Il Comitato Olimpico Nazionale Ucraino (NOCU) ha rimandato la decisione su un eventuale boicottaggio delle prossime Olimpiadi di Parigi 2024, nel caso in cui venga confermata dal CIO la partecipazione degli atleti russi e bielorussi alla rassegna a cinque cerchi. Il rinvio di tale presa di posizione è stato conseguenza della mancata “ufficialità” dell’iniziale apertura proposta dal Comitato Olimpico Internazionale e risalente allo scorso 25 gennaio. Inoltre, da Kiev non si sono voluti esprimere compiutamente prima della riunione che si terrà venerdì prossimo – il 10 febbraioa Londra tra tutti i Ministri dello Sport dei Paesi europei. Il NOCU, dunque, per ora si è unicamente limitato ad approvare quei piani programmatici propedeutici ad infondere pressione sui vari dirigenti dei diversi comitati olimpici di tutto il mondo, per raggiungere il proprio obbiettivo: l’esclusione degli atleti di nazionalità russa e bielorussa dai Giochi Olimpici che andranno in scena nell’estate 2024.

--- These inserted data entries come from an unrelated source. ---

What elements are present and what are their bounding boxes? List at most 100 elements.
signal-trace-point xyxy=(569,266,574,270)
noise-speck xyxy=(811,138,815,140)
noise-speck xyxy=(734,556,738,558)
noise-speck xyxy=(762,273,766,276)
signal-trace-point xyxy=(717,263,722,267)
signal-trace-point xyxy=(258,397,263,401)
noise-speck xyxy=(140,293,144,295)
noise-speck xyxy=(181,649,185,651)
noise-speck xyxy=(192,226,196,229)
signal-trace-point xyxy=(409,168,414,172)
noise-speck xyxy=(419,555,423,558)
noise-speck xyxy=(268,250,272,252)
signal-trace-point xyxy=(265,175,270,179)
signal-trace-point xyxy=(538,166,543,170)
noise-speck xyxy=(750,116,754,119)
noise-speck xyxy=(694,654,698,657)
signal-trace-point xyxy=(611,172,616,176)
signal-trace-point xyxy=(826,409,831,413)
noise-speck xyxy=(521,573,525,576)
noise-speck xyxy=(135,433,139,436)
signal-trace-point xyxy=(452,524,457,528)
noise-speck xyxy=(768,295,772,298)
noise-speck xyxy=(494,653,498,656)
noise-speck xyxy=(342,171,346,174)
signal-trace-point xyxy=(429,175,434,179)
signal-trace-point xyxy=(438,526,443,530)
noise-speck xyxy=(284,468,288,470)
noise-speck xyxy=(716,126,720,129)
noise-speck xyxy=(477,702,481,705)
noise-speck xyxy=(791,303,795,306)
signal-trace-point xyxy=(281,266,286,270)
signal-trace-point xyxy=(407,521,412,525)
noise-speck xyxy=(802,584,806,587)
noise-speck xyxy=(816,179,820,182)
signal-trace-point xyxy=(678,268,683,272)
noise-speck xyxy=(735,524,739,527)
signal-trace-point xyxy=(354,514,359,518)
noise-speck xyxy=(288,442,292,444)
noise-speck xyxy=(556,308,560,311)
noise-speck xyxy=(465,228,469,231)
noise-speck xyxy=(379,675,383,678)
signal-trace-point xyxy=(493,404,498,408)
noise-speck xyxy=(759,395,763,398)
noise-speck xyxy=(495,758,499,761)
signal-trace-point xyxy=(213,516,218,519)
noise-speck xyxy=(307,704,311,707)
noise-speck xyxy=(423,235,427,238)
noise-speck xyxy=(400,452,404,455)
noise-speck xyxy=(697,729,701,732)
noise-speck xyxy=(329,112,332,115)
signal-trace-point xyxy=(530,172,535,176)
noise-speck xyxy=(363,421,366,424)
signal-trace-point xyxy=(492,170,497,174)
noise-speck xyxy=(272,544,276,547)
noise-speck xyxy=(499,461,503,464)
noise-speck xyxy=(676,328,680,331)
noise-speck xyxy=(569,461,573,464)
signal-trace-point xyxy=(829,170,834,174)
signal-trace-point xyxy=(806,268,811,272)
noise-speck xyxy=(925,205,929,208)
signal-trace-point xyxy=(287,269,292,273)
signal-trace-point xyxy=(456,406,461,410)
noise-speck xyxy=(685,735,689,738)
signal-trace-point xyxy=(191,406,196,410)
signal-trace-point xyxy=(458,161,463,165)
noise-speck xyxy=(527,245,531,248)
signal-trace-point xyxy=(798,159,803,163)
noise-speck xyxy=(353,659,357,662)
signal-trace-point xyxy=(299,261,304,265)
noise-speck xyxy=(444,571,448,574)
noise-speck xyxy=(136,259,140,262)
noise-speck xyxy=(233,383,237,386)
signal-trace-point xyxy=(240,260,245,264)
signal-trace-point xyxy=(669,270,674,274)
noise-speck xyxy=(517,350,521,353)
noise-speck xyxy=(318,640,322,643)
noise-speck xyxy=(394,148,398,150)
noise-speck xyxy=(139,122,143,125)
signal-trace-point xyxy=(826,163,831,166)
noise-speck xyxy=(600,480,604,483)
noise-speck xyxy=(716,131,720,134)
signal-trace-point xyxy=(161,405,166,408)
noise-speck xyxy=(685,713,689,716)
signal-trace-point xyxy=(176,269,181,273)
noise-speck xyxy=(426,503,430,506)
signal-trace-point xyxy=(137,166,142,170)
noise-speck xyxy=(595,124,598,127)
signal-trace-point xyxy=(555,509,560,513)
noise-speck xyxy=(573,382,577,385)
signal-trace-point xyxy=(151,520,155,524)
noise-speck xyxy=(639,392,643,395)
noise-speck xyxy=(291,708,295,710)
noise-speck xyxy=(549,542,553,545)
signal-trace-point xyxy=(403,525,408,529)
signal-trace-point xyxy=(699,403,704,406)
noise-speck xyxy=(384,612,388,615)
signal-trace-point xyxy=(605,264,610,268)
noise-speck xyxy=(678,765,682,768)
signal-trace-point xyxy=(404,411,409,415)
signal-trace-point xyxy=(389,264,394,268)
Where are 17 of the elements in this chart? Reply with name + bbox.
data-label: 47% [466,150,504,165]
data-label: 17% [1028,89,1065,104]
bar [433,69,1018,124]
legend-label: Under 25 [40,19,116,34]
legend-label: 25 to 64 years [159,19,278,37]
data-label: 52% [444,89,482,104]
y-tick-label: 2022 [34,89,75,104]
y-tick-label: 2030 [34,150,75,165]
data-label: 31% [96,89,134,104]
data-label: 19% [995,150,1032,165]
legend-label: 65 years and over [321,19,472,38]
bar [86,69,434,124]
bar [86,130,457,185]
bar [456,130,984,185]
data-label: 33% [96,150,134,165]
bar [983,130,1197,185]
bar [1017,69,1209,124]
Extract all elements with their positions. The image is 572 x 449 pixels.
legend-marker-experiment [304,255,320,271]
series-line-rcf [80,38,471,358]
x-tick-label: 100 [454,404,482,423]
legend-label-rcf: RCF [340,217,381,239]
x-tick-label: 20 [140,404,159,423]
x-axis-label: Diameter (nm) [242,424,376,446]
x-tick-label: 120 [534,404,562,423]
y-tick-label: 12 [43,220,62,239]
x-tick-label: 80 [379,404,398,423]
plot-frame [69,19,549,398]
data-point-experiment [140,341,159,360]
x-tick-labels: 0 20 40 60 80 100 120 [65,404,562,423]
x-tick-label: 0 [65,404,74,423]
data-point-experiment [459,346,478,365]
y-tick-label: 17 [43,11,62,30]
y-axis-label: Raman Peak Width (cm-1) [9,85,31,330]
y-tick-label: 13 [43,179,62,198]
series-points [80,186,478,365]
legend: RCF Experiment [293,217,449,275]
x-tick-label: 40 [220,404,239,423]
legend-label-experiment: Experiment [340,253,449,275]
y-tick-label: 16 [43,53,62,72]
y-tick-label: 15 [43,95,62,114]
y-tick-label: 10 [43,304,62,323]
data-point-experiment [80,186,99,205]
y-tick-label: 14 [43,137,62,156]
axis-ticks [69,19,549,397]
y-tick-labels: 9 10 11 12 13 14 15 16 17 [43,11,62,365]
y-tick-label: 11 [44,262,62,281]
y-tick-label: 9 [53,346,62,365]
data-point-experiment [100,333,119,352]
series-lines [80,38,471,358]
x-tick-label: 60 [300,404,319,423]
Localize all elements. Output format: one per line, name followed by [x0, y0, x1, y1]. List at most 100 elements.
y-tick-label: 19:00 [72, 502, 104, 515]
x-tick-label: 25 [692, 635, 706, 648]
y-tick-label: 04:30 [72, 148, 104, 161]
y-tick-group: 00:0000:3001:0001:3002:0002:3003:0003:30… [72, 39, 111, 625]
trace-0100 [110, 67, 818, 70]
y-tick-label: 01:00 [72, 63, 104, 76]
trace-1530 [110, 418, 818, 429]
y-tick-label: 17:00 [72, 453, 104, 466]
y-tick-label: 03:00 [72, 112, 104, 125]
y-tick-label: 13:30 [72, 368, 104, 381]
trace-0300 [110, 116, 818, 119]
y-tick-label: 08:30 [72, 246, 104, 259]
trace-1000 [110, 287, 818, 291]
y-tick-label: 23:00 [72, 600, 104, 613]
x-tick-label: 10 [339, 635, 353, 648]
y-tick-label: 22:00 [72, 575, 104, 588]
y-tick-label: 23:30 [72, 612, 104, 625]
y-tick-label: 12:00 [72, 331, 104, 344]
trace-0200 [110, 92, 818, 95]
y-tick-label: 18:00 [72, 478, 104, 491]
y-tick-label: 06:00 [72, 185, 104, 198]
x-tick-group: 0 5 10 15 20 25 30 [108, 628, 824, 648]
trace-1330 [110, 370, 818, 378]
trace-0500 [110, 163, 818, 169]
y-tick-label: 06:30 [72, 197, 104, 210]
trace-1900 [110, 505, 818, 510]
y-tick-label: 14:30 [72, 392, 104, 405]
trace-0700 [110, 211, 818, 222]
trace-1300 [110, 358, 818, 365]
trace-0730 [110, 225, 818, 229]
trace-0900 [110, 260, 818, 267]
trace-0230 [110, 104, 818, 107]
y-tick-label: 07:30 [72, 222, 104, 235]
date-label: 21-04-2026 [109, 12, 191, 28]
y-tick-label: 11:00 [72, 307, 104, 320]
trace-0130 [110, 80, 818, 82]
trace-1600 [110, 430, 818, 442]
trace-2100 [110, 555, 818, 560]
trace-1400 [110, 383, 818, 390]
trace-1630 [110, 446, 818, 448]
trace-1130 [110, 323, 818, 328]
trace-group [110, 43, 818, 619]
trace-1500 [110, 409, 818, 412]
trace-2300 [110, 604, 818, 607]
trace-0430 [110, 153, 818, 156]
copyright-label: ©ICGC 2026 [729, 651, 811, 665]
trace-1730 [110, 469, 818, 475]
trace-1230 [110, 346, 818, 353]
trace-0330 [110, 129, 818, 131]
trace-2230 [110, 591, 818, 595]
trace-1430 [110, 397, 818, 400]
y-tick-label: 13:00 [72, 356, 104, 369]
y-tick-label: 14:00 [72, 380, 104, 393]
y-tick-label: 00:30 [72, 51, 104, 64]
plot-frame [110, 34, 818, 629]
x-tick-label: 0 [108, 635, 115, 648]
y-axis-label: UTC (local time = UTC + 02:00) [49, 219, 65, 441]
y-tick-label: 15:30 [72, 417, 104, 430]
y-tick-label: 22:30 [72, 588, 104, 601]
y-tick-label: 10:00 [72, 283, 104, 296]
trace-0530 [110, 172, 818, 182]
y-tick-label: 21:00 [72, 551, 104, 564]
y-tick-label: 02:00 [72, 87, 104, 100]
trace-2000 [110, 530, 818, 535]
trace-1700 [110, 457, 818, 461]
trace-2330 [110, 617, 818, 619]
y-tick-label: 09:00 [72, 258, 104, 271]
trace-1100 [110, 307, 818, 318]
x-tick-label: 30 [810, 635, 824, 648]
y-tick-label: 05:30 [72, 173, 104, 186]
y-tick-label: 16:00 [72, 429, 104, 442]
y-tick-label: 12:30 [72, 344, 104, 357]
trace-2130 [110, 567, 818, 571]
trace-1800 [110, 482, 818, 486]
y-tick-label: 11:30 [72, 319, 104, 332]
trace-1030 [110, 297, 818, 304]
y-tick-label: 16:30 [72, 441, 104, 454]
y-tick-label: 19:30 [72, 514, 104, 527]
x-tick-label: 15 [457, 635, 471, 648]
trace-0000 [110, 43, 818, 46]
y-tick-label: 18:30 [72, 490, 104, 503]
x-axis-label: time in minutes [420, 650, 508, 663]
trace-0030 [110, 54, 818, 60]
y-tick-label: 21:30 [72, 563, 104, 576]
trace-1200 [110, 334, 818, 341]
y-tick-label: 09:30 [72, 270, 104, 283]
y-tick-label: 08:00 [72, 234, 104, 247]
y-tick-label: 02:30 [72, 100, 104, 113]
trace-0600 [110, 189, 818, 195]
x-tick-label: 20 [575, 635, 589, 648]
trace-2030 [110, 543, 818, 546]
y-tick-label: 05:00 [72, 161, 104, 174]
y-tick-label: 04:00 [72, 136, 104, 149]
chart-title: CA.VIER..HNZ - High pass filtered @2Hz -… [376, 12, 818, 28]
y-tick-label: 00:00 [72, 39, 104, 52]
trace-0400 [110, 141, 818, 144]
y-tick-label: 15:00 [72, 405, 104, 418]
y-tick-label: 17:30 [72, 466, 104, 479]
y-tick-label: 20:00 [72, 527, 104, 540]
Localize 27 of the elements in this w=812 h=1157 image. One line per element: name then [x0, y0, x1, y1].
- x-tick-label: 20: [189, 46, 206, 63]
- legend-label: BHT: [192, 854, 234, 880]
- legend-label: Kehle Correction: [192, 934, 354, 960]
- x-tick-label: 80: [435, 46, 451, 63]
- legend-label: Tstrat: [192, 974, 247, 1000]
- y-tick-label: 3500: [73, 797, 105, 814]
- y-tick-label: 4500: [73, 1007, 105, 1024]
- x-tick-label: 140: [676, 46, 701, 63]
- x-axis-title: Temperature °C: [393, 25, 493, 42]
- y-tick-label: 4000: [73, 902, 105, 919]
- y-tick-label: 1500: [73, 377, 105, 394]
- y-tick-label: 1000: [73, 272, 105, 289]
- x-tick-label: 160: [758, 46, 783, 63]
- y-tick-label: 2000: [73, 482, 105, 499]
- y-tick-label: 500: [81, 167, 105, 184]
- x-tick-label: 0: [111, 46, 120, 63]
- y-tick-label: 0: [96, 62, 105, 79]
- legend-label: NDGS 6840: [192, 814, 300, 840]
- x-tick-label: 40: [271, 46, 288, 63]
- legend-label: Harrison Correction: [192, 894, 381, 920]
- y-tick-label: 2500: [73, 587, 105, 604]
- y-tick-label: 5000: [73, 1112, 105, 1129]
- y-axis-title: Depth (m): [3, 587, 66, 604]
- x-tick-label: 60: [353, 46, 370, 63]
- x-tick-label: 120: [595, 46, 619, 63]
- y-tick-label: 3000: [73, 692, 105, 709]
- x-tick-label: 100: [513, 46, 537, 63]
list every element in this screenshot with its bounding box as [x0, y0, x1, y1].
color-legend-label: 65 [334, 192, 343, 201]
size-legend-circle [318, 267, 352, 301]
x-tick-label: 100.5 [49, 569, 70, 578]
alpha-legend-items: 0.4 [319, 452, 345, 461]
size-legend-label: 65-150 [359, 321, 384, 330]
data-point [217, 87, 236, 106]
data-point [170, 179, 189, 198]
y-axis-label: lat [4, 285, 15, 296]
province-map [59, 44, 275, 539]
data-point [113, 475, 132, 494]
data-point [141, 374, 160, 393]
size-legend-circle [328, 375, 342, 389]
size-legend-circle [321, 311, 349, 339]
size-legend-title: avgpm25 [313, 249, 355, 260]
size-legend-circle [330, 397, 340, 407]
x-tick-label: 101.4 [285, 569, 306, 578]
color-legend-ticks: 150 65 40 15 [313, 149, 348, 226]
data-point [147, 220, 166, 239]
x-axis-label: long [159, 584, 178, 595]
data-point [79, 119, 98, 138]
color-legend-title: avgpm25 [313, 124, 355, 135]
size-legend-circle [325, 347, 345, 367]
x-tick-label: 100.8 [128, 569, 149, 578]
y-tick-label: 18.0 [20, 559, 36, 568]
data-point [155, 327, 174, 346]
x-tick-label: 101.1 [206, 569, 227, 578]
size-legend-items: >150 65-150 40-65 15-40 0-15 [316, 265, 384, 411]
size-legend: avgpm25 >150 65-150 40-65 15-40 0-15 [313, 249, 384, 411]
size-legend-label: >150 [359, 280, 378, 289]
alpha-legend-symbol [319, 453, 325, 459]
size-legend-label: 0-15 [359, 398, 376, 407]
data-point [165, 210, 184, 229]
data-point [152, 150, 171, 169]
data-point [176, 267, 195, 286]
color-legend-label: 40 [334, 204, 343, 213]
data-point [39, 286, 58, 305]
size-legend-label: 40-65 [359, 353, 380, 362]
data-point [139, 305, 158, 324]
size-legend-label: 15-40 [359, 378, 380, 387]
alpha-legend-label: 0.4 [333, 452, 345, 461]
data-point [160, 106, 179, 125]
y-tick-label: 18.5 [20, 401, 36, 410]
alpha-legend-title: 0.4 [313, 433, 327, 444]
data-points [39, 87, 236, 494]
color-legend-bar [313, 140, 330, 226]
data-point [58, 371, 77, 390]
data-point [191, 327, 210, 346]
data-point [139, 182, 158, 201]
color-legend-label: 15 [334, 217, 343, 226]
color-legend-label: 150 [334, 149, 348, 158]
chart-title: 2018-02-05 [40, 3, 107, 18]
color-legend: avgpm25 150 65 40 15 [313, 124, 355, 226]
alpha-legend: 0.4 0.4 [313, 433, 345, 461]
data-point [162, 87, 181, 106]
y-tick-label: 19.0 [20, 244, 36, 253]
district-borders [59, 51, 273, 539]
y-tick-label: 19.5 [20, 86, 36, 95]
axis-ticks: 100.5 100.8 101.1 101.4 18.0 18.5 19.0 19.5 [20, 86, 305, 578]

Vadym Guttsait, Ministro dello Sport ucraino nonché Presidente del Comitato Olimpico Nazionale dell’Ucraina, ha spiegato che i membri dell’assemblea del NOCU hanno votato a favore di “consultazioni sulla prevenzione della partecipazione di atleti russi e bielorussi a tutte le competizioni internazionali e di un possibile boicottaggio dei prossimi Giochi Olimpici“. Il capo dello sport ucraino ha poi proseguito affermando: “L’idea del CIO sarebbe quella di permettere la partecipazione di sportivi russi e bielorussi a Parigi 2024 in quanto ‘atleti neutrali’, quindi privi di bandiere e inni nazionali. Noi siamo fortemente contrari a questa eventualità, finché la guerra non cesserà“.

Il NOCU si riaggiornerà per ridiscutere la questione, con un’assemblea straordinaria indetta ad hoc, tra due mesi.

 

IL VERTICE DI LONDRA

Ma come già preannunciato ad indirizzare la contesa in una direzione o nell’altra e quindi potenzialmente a far saltare definitivamente i cocci del vaso, potrebbe essere il vertice che andrà in scena tra meno di sette giorni nella capitale britannica. Il vertice di tutti i Ministri dello Sport delle nazioni del Vecchio Continente per cercare di dirimere una volta e per tutte l’annosa questione. A rivelare l’importanza di tale incontro, è lo stesso Guttsait nel corso della conferenza stampa a latere dell’assemblea del NOCU che ha rinviato ulteriormente la decisione sul boicottaggio: “La Gran Bretagna riunirà un vertice dei Ministri europei dello Sport per venerdì prossimo con l’obiettivo di discutere la questione dell’ammissione di russi e bielorussi. I capi dei Comitati olimpici nazionali di Lituania, Lettonia e Polonia sostengono l’Ucraina, questi tre Paesi hanno difatti già fatto una dichiarazione in tal senso“.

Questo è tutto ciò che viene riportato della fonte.